Back on January 1, a new regulation went into effect that requires ISPs to take note of accounts suspected of unauthorized downloading of copyrighted material. It’s now the law that they send notices to people they think might be stealing stuff. It used to be a voluntary practice, but now it’s the law.
However, there’s a giant loophole that is already being exploited. In fact, you may have already received an email from an American company called Rightscorp. These notices twist Canadian law, saying that the recipient is now subject to US damages laws. Oh, and there’s something in there about terminating your Internet service. The idea is to intimidate you into settling for cash.
Wrong, wrong, wrong. Do NOT fall for this.
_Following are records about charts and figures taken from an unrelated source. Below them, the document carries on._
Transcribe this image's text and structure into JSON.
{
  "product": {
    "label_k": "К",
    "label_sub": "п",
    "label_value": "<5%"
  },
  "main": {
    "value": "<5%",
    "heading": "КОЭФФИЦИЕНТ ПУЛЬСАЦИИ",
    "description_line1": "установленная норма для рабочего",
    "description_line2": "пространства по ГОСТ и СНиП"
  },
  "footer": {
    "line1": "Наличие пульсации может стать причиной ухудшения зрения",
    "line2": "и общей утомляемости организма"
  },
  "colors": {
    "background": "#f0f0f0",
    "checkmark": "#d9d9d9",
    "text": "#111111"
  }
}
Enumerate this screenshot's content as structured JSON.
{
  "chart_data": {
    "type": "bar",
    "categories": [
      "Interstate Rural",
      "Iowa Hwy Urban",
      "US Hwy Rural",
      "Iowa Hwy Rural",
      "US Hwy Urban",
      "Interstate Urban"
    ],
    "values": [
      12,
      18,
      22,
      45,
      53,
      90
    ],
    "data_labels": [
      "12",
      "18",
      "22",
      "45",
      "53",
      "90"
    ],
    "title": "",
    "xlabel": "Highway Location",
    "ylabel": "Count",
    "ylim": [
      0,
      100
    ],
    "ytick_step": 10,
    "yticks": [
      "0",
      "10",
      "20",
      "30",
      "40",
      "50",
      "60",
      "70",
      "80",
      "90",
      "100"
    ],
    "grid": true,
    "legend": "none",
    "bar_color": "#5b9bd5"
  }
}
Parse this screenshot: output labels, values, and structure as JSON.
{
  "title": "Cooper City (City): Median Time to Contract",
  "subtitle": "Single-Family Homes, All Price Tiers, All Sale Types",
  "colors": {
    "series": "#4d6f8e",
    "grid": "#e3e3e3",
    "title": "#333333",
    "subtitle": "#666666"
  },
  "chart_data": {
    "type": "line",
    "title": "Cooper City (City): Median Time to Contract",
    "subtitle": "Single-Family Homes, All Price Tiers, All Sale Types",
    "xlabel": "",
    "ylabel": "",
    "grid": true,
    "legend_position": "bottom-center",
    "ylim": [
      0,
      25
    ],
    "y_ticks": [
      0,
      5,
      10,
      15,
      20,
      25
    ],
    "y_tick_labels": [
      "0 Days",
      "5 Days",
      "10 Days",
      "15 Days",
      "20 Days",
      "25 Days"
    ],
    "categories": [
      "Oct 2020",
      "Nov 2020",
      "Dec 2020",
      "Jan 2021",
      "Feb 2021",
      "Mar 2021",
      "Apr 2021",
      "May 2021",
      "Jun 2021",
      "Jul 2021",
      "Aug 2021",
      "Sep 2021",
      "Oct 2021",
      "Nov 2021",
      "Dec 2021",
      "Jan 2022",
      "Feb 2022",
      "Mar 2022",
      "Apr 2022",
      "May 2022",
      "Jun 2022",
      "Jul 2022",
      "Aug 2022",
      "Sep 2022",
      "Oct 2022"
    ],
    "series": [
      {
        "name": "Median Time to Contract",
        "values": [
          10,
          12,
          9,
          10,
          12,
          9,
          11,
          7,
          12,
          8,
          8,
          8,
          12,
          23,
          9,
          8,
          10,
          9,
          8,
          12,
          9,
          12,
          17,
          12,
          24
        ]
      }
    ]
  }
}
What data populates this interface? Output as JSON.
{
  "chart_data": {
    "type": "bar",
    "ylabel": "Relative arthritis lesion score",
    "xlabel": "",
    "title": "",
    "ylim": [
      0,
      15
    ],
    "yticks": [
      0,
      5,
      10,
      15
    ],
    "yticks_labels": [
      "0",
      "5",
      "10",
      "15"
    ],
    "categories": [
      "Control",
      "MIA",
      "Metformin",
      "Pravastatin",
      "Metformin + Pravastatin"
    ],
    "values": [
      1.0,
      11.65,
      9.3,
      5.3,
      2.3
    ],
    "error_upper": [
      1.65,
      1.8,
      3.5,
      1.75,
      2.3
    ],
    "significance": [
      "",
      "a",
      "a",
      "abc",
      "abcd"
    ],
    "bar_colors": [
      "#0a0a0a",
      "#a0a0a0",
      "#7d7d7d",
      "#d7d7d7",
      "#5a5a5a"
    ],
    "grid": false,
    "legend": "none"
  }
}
The inclusion of a settlement fee demand within Rightscorp’s notices is the consequence of a loophole in the law, which arose due to Industry Minister James Moore‘s desire to implement the system without accompanying regulations. On Friday, Peggy Nash, an opposition member of parliament, called on the government to close the loophole, noting “the Conservatives have a duty to protect the public against companies that try to intimidate Canadians by sending them false legal information. They need to close the loopholes now.”
Jake Enright, Moore’s spokesperson, responded by stating that “these notices are misleading and companies cannot use them to demand money from Canadians,” as Rightscorp was doing. Enright indicated that the government would be contacting Internet providers and rights holders to end the practice.